King Charles I and his cat

King Charles I of England (1600-1649) had a black cat. He loved his black cat dearly. Stories have been passed down through the generations that the king’s black cat brought good luck. The day after his black cat died, the king was arrested and later beheaded.

 

Ship’s cats have always been considered good luck. A black ship’s cat was considered the best and thought to be extremely lucky.

During the 19th century in England sailor’s wives often kept black cats in their homes to ensure a safe voyage at sea for their husbands.

Postcards sent during the Second World War often had pictures of a black cat by the seaside wishing the receiver all the best of luck.

Greeting card manufactures in England have a history of using pictures of black cats as a good-luck symbol.

In Northern England there was a superstition that if an unmarried woman kept a black cat in her home, she would never lack sweethearts.

In Scotland the arrival of a strange black cat to your home is said to be a sign of prosperity and obviously a very good omen. Never chase away a black cat from your house.

In Paris there was a world famous cabaret theater named “Le Chat Noir” – The Black Cat.

It opened in 1881 and unfortunately closed in 1897.

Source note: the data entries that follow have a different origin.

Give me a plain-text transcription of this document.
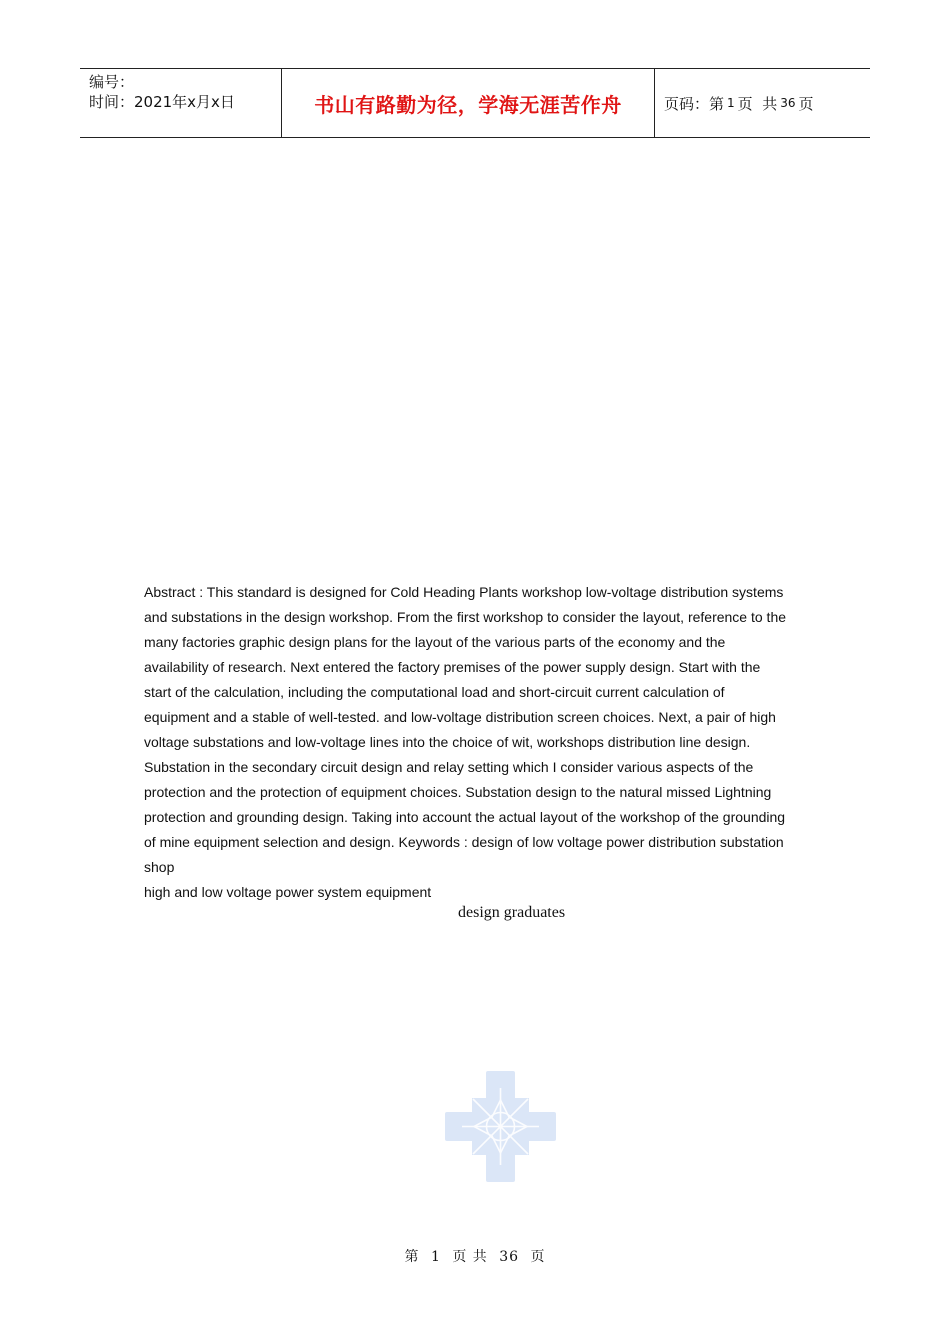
编号：
时间：2021年x月x日	书山有路勤为径，学海无涯苦作舟	页码：第 1 页  共 36 页

Abstract : This standard is designed for Cold Heading Plants workshop low-voltage distribution systems

and substations in the design workshop. From the first workshop to consider the layout, reference to the

many factories graphic design plans for the layout of the various parts of the economy and the

availability of research. Next entered the factory premises of the power supply design. Start with the

start of the calculation, including the computational load and short-circuit current calculation of

equipment and a stable of well-tested. and low-voltage distribution screen choices. Next, a pair of high

voltage substations and low-voltage lines into the choice of wit, workshops distribution line design.

Substation in the secondary circuit design and relay setting which I consider various aspects of the

protection and the protection of equipment choices. Substation design to the natural missed Lightning

protection and grounding design. Taking into account the actual layout of the workshop of the grounding

of mine equipment selection and design. Keywords : design of low voltage power distribution substation

shop

high and low voltage power system equipment

design graduates
第 1 页 共 36 页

In Oslo, Norway there is a cabaret and revue theater named Chat Noir (Black Cat). It was established in 1912.

The names Chat Noir and Black Cat have gained popularity for hotels, restaurants and nightclubs worldwide.

 

 

 

Black Cat Breeds

If you are a black cat lover you may want to get to know the Bombay cat. The Bombay cat is a black cat breed. This cat often goes by the nickname “the mini panther”. This is the most awesome black cat breed ever!

 

 

The Black Magical Cat – Matagot

In France there was a superstition about a magical black cat called matagot. This cat is black and was in many cases considered evil. In other cases the matagot cat could truly bring prosperity if certain rules were followed. You had to lure the cat with a chicken.

Once caught the cat was to be placed in a box and carried home. During the journey back home it was extremely important to never look back, not even once.

After the black cat was settle in your home, you always had to give the matagot cat the first bit of every single meal. In return the black cat would bring prosperity to its owner. One last thing to remember; release the metagot cat before you grow old or you die in agony.

 Edgar Allan Poe

Edgar Allan Poe wrote a famous horror short story called “The Black Cat”.

It was published in 1843.

The illustration for the story was made by Aubrey Beardsly in 1894.

 

A horror movie named “The Black Cat” was released by Universal Studios in 1934. It became a box office hit.

Another horror movie involving a black cat was the movie “Tales of Terror” 1962.

The film is based on three of Edgar Allan Poe’s stories.

Many black cat owners brought their black cat to the audition hoping to make their black cat a superstar.